An der Identitätslinken wird mittlerweile auch heftige Kritik von links geübt. Dabei lautet ein Kerneinwand, dass formale Akzeptanzgewinne für Minderheiten nichts an sozialen Ungerechtigkeiten ändern müssen. "Dann sollen sie Diversität essen" lautete etwa eine von Walter Benn Michaels im sozialistischen Sinne in den USA formulierte diesbezügliche Zuspitzung. Mittlerweile gibt es auch in Europa einschlägige Kritiken von links, etwa von Caroline Fourest aus Frankreich aus feministischer Sicht. Friedrich Böttiger, ein promovierter Sozialwissenschaftler, beansprucht so etwas auch in seinem Buch "Der Mensch ohne Gesicht. Kritik der Identitätspolitik". Darin will er die Blickrichtung einer dialektisch-materialistischen Kritik einnehmen und sich auf Marx, aber auch auf Adorno und Marcuse stützen. Bereits einleitend darf indessen konstatiert werden, dass dem Autor dies in Form und Inhalt nicht gelungen ist. Seine abstrahierend reflektierenden Betrachtungen sind ohne empirische Bodenhaftung und von formalen Mängeln wissenschaftlichen Schreibens durchzogen.

Cover

Als Auffassungen des Buchs werden folgende Thesen genannt: erstens die "von einer verfestigten Identitätslogik als Herrschaftsmoment", zweitens die, wonach "die Identitätspolitik ihre Umwelt nicht mehr dialektisch-materialistisch, sondern systemtheoretisch-relativistisch wahrnimmt", und drittens, "dass auf Grundlage der subjektiven Identitätslogik sowie eines kulturalistischen Bezugs ein statisches Gesellschaftsbild mit uniformen Blickwinkeln entsteht" (S. 24–26). In dieser Abstraktheit geht es durch das ganze Buch, wobei ein ökonomiezentrierter Marxismus als Rahmeninterpretation herhalten muss. Alles dient dann irgendwie auch "wachsenden Ansprüche(n) des Kapitals" (S. 60), was die Bewertungsgrundlage sein muss. Der Autor nennt marxistische Denker, die als solche nicht von ihren Ansätzen her notwendigerweise zusammen passen. Es werden gar Peter Decker und der "Gegenstandpunkt", also die einstige zynische "Marxistische Gruppe", als Referenzwerke mit großem Verwunderungseffekt genannt.

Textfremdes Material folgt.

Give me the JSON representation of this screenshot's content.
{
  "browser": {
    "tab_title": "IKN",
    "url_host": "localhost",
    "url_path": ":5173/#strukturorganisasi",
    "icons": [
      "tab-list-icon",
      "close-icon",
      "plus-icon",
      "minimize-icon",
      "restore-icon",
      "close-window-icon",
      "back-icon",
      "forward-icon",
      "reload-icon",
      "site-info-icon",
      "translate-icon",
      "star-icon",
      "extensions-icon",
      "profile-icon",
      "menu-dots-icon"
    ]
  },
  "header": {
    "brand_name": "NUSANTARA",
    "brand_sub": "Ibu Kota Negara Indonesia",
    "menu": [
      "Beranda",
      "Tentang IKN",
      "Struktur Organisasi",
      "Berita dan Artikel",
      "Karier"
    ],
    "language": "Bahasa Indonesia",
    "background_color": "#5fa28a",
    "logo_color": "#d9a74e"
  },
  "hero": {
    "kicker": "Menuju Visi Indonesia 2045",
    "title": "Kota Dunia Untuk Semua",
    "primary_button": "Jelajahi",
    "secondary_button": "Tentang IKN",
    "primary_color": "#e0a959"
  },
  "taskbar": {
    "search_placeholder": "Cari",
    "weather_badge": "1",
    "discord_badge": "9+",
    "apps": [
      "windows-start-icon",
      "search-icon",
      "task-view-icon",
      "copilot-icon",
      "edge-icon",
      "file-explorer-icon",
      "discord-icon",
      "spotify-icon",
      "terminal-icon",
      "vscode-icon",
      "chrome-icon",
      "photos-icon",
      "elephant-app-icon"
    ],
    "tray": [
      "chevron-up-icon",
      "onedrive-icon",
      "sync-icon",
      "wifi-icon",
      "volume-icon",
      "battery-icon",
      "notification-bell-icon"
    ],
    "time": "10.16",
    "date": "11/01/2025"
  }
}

Gleichwohl findet man hier und da berechtigte Einwände, welche sich gegen die antiuniversalistische Gruppenfixierung des identitätslinken Selbstverständnisses richten. Auch dies bleibt jeweils abstrakt. Eine genauere inhaltliche Auseinandersetzung damit findet nicht statt, einschlägige Buchtitel tauchen gar nicht im Literaturverzeichnis auf. Ansatzweise gelungen ist demgegenüber die kritische Beschäftigung mit der Identitätsrechten, wobei sich auch diese mit Benoist und Lichtmesz gerade mal auf zwei Titel stützt. Berechtigt heißt es vergleichend: "Während rechte Identitätspolitik den ausländischen Nationalismus im Sinne ihres Ethnopluralismus relativiert … negiert linke Identitätspolitik ausländischen Nationalismus und Rassismus …" (S. 161). Doch auch hierfür mangelt es an genauen Belegen und konkreten Erläuterungen. Alle präsentierten Inhalte sollen irgendwie in ein marxistisches Weltbild eingeordnet werden. Da der ganze Ansatz nicht begründet, sondern vorausgesetzt wird, können auch nur ohnehin Überzeugte angesprochen werden.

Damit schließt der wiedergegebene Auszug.